I actually haven't found much 16b '816 source floating around, outside of just examples, and those simply aren't really representative.
I found this:
https://github.com/Olde-Skuul/spaceaceiigsIt's the source of Space Ace for the Apple II GS, and it's pretty much pure 16b. It does the SP == DP method of parameter passing.

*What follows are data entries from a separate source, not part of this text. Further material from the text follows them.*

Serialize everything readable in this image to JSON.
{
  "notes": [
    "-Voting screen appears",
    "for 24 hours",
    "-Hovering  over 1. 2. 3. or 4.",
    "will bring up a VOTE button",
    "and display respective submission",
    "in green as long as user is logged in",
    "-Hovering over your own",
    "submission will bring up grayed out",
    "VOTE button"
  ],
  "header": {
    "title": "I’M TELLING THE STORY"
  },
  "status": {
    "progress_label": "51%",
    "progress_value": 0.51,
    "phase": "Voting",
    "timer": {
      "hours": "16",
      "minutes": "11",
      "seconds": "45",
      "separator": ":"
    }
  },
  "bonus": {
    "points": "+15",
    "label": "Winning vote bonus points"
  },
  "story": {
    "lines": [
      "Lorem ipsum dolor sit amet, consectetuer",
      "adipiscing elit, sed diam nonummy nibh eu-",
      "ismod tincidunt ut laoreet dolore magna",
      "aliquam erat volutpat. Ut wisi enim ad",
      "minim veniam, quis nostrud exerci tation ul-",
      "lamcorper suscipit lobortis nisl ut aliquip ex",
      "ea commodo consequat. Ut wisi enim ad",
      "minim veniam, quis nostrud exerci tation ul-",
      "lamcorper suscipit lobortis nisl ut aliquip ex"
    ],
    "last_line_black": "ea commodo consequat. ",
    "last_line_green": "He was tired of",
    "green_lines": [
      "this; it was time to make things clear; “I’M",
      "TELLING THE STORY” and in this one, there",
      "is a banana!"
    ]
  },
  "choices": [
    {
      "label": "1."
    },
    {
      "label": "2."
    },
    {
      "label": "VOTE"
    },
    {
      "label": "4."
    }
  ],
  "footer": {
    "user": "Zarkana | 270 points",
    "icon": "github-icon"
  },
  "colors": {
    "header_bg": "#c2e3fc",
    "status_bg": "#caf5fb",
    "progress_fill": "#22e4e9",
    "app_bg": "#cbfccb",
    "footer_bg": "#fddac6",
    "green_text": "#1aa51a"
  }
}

Stuff things on to the stack, then set DP to the top so you can refer to everything via their offsets.
This is a snippet:
Code:
*
* Unpack an animation frame with bank crossing
*
UnpackAnimSlow
:RTSVal = 1
:DestPtr = 3
:UnpackPtr = 7
:EndDirect = 11
TSC
PHB
PHD
TCD
SEP #$20
PEI :DestPtr+1
PLB
PLB
LDX :DestPtr
LDY #0
]A LDA [:UnpackPtr],Y
BNE :NotPack
INY
LDA [:UnpackPtr],Y
STA :DestPtr+2
INY
LDA [:UnpackPtr],Y
INY
]B STA: $0000,X
INX
DEC :DestPtr+2
BNE ]B
BRA :Next
:NotPack BMI :NotTab
REP #$21
AND #$FF
STA :DestPtr+2
TXA
ADC :DestPtr+2
TAX
SEP #$20
INY
BRA :Next
:NotTab AND #$7F
STA :DestPtr+2
INY
]B LDA [:UnpackPtr],Y
STA: $0000,X
INY
INX
DEC :DestPtr+2
BNE ]B
:Next CPX #$9D00
BLT ]A
REP #$30
PLD
PLB
PLA
STA 8-1,S
CLC
TSC
ADC #8-2
TCS
RTS
I really like the style as presented here. Here, we see some local definitions that portray the offsets into the stack frame, then some stack maintenance. What I don't quite grok is the correction stuff at the end to clear the stack.
Code:
PLA
STA 8-1,S
CLC
TSC
ADC #8-2
TCS
RTS
I'm pretty sure this is getting the return value properly placed, and then reducing the stack frame. What I'm not sure about is where the "magic value" 8 comes from in this case, given there's at least 11 byte consumed. But what's nice here is that in the end, each routine effectively has their own little piece of "zero page" that they can use, which should perform pretty well. You'll notice also that they don't save any of the work registers, just B and D. Everything else pretty much relies on the values in memory.
I was hoping to find a disassembly of the II GS Roms somewhere to look at, but I haven't been able to find anything.